I think I will need the improvements from JV to force the advance of the LAC
I will dig into code to understand clearly how LAC is written into
entries and how many entries I should write to ensure that readers can
see the advance of the LAC.
If you have time to give me some pointers to code I will appreciate
that, but anyway I think I will be able to find by myself
Another question: is there any real limit in the max size of an entry ?

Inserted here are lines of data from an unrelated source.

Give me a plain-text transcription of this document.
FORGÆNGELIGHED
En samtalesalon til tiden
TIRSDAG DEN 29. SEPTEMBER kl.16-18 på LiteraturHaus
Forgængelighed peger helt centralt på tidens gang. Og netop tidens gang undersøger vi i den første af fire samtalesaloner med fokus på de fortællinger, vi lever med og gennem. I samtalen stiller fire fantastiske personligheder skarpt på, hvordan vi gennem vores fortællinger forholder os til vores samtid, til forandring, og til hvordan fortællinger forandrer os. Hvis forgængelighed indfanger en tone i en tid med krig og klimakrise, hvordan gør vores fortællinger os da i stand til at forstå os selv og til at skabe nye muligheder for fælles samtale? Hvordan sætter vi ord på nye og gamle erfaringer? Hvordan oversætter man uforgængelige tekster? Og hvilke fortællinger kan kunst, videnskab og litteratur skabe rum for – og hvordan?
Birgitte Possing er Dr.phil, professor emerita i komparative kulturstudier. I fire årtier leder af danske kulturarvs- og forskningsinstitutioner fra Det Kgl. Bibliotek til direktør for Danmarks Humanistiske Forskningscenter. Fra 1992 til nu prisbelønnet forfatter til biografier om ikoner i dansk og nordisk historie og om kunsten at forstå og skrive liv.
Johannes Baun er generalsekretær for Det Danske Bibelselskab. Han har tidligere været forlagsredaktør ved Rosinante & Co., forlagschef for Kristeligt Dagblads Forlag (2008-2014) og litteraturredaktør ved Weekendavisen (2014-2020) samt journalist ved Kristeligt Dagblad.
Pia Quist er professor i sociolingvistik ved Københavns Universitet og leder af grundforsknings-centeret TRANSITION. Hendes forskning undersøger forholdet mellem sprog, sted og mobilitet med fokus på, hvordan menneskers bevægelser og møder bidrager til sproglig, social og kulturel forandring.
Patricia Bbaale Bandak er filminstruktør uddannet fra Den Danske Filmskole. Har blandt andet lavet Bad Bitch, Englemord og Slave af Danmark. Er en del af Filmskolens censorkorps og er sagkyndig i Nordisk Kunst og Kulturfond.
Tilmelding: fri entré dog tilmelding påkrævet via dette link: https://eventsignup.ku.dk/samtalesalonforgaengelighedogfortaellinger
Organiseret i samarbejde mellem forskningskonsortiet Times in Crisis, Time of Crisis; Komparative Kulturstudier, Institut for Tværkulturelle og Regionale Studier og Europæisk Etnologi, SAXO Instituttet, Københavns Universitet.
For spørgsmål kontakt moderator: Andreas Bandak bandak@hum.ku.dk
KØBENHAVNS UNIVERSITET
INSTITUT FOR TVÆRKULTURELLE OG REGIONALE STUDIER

I would like to store entries up to 100 MB and I would like not to split
data into chunks (actually I'm going to store BLOBs)
As far as I will have a working proof-of-concept I will share by code on
GitHub, I think this will be another awesome example of usage of BookKeeper
Enrico
Il 05/12/2016 21:18, Sijie Guo ha scritto:
On Fri, Dec 2, 2016 at 8:19 AM, Enrico Olivelli <[email protected]
<mailto:[email protected]>> wrote:
Hi,
I'm doing some benchs in order to use BookKeeper as low-latency data
storage, but I'm missing some piece of the LAC protocol.
1) From client1 I create a ledger and then perform an addEntry and
wait for the ACK. My LedgerHandle is still open.
2) Client1 obtains the entryId and passes it to client2.
3) Client2 opens the ledger with 'norecovery' and tries to read
the entry
4) The read fails, and on Client2 the LAC (readLastConfirmed) is
still -1
I know that the close or the openWithRecovery operations will clean up
the ledger metadata and the LAC will be the number I expect.
I see that the LAC sometimes "advances" even if the ledger is not
closed or recovered, but I cannot find any way to force this advance.
The lac will be packed into entries and written with them. so when you
write next entries, it would advance the LAC.
In DistributedLog, we write a *control record* to advance LAC based on
the flush policy (immediate, time-based, size-based).
I'm using this bookie side options:
conf.setFlushInterval(1000);
conf.setJournalFlushWhenQueueEmpty(true);
conf.setGcWaitTime(10);
My need is to have a low-latency "storage" and so I need that readers
can access stored data as soon as the write receives the 'ack' of the
write
I think that the 'piggy back' of the LAC in BK 4.5 will help my case.
yes. that would help here.
My questions:
1) How is the LAC propagated from writer -> bookies -> readers ?
LAC is packed and written along with entries.
You can call #readLastAddConfirmed to get the new last added confirm
in readers. Once you get the new last add confirmed, you can read new
entries.
with the long poll changes, you will be able to
readLastConfirmedAndEntry within one rpc call.
But since your use case is more like a 'streaming' use case, you can
use the distributedlog-core library to achieve this. As it has handle
the complexity of reading lac and entries in a streaming way, it would
simply your use case.
2) Is there any way to force the flush of the LAC ?
Right now, you can write entries to force flush the LAC. There is a
change from JV that adds explicit write/read lac rpcs. With that
change, the client can configure a flush policy to explicitly flush LAC.